[Info-vax] openvms and xterm

Tue May 14 20:22:05 EDT 2024

Dan Cross <cross at spitfire.i.gajendra.net> wrote:
>Kludge writes:
>>People today just seem to think this is the normal way of doing business.
>>Surely we can do better.
>
>Because it's the law of large numbers, not any particular fault
>that can be reasonably addressed by an individual, organization,
>etc.

Yes, this is why the key is to simplify things.  I want to read my email,
which requires I log in from my desktop computer through a VPN that requires
an external server for downloading some scripts to my machine.  Once I am
on the VPN, I can log into the mail server which is dependent on an active
directory server for authentication and three disk servers to host the mail.
Since it's running a Microsoft product that isn't safe to connect to the
outside world there is also an additional isolation server between the mail
server and the outside world.  All of these things need to be working for me
to be able to read my mail.

Given the complexity of this system, it's not surprising that sometimes 
it isn't working.  This seems ludicrous to me.

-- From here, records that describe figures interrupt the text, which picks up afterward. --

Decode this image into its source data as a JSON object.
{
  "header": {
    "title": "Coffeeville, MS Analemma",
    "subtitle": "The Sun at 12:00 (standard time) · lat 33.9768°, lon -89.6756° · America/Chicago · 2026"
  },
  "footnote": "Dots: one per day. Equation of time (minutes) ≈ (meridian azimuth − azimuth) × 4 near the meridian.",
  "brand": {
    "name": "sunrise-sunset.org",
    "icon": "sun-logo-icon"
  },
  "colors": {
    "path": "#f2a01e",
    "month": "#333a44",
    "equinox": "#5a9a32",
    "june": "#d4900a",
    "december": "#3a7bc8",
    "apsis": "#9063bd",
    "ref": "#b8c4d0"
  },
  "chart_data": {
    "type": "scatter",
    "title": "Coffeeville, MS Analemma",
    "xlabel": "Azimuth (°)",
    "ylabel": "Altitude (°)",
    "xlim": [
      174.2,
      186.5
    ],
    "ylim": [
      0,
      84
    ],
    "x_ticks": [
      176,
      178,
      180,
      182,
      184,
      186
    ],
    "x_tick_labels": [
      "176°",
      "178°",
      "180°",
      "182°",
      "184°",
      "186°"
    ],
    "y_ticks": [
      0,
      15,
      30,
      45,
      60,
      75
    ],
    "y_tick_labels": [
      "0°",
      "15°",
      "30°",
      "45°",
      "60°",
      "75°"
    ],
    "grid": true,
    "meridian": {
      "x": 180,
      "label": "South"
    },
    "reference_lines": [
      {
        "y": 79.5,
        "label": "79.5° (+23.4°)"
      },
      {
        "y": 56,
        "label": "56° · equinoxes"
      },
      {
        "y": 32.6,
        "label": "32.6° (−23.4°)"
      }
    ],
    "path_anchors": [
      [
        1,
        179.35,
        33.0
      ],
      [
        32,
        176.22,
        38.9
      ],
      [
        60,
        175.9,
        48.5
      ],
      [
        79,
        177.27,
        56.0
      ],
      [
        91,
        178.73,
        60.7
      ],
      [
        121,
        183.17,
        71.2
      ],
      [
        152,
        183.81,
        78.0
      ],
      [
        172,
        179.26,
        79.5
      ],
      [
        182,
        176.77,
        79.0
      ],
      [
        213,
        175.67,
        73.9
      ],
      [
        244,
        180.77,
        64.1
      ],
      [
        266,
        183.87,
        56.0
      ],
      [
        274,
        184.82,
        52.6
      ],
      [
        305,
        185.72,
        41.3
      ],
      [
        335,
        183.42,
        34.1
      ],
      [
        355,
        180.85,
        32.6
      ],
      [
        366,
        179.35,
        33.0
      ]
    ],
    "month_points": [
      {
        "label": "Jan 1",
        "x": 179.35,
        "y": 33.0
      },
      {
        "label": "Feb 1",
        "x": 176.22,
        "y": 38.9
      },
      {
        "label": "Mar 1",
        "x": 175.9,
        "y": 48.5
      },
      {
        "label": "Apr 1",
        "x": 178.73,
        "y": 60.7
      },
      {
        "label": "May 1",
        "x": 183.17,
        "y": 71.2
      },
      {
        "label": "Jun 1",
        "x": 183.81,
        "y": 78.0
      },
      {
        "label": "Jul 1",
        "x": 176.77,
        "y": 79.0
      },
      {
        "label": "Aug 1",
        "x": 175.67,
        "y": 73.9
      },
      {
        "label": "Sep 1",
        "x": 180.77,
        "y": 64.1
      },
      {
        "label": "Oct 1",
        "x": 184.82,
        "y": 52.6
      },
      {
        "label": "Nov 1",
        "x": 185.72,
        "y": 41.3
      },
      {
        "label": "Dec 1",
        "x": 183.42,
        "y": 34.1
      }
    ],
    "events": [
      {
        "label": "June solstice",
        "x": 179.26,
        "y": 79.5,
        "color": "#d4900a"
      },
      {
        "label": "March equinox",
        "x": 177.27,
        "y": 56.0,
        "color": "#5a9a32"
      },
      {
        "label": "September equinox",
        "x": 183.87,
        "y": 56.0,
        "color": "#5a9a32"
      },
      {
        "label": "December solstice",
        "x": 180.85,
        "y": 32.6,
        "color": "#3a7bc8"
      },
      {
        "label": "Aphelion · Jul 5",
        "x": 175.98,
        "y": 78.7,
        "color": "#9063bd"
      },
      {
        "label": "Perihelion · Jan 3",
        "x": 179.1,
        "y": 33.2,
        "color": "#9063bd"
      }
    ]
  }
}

>If a marginal solder joint mechanically weakened by a bumpy ride
>in a truck causes something to short, and that current draw on a
>bus spikes over some threshold, pulling a voltage regulator out
>of spec and causing voltage to sag by some nominal amount that
>pulls another component on a different server below its marginal
>threshold for a logic value and a bit flips, what are you, the
>software engineer, supposed to do to tolerate that, let alone
>recover from it?  It's not a software bug, it's the confluence
>of a large number of factors that only emerge when you run at a
>scale with tens or hundreds of thousands of systems.

Yes, precisely.  I don't want to be dependent on systems running at
that scale.

>Can we do better?  Maybe.  There were some lessons learned in
>that failure; in part, making sure that the battery room doesn't
>flood if the generator catches on fire (another part of the
>story).  But the reliability of hyperscalar operations is
>already ridiculously high.  They do it by using redundency and
>designing in an _expectation_ of failure: multiple layers of
>redundent load balancers, sharding traffic across multiple
>backends, redundant storage in multiple geolocations, etc.  But
>a single computer failing and rebooting?  That's expected.  The
>enterprise is, of course, much further behind, but I'd argue on
>balance even they do all right, all things considered.

Redundancy helps a lot, but part of the key is to look at the 
opposite, at the number of single points of failure.
--scott
-- 
"C'est un Nagra. C'est suisse, et tres, tres precis."